これまで日本が受け入れてきたのは単純労働者が中心で、知識労働者、専門家、幹部候補生ではない。前回述べた事情(中国では大学卒業者が過剰)を考えれば、今なすべきことは、単純労働者よりは知識労働者の受け入れだ。
では、どんな専門分野の人材が考えられるだろうか? もちろん企業によって需要はさまざまだが、いくつかのことは言える。
「これからは中国市場だから、そのために中国の人材を雇う」という発想はしないほうがよい。つまり中国人だからといって中国ビジネスに限定しないほうがよい。実際、採用した中国人に中国ビジネスを担当させたところ、「もっと広い仕事がやりたい」と言って、辞められてしまったケースもある。外国人のローカル採用は今までもあったはずだ。
専門家の採用はもっと広い観点から考え、即戦力を求めないほうがよい。それよりは企画力や発想力を求めるべきだ。日本企業に足りない部分を補ってもらい、可能性を広げる、という発想が必要だ。
中国人人材の利点は何か。まずどのような分野であれ、英語力に期待できる。日本人が最も弱いのはこの分野だ。しかも、ゆとり教育のため、若い世代の日本人はわれわれの世代の半分くらいの時間しか英語の勉強をしておらず、英語力が著しく低下している。
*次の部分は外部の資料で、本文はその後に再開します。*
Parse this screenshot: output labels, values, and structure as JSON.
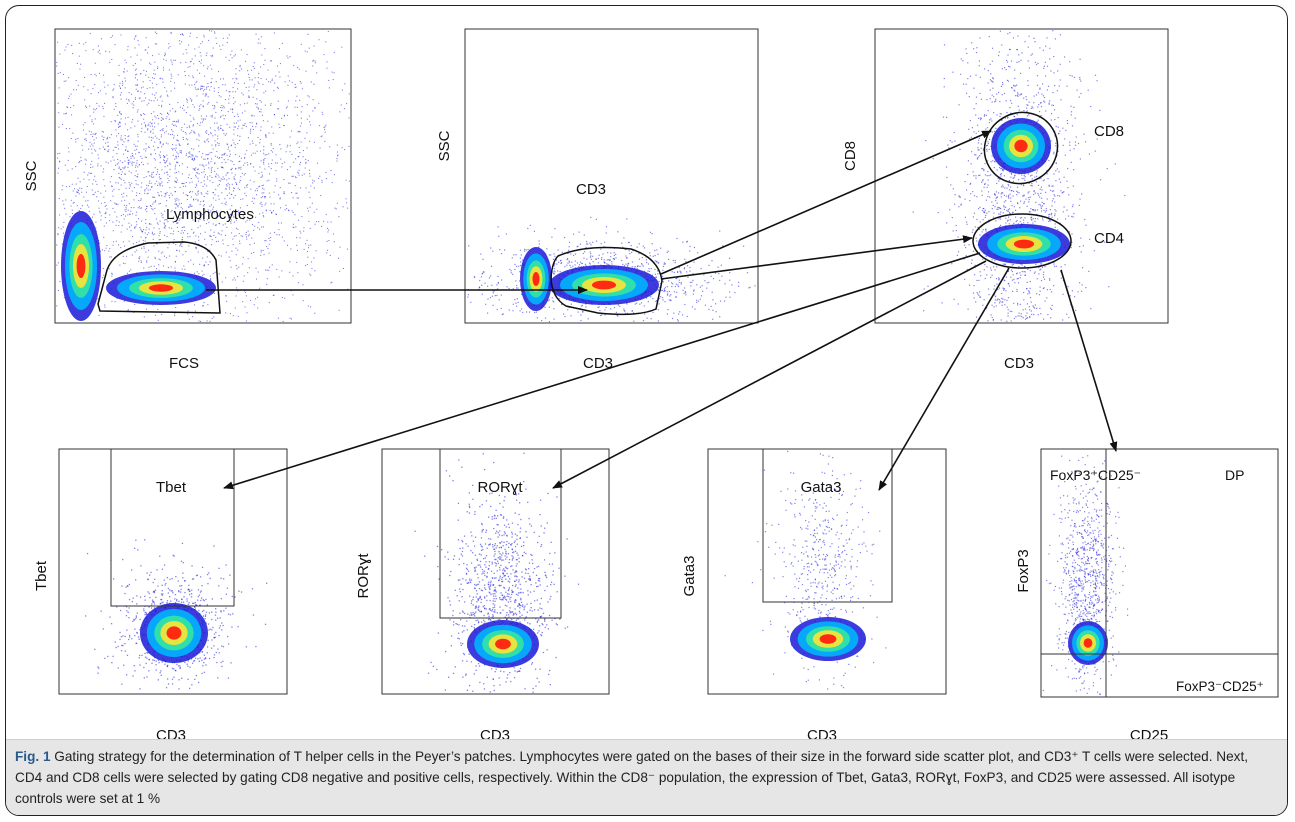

しかも、最近の若者は親元から離れたがらないという傾向もある。スタンフォード大学の留学生数でも、中国人留学生は日本人留学生の8倍近くいる。これは日本人の英語能力が低く、また外国で学ぼうとする意欲が失われていることを示している。
日本の企業が国際化できない大きな原因は、こうした内向き志向の強まりにある。英語力は、日本企業が水平分業を実現するためにも必要だ。中国人従業員を接点として活用できれば、オンラインで中国の単純労働力や英語を話せない人材を使うこともできるだろう。
こうした事業展開によって大きな利益を得られるのは中小企業だ。高い技術力を持つ中小企業であれば、これまでの系列関係からは離れ、世界的な広がりを持つ水平分業のネットワークに参画することができるだろう。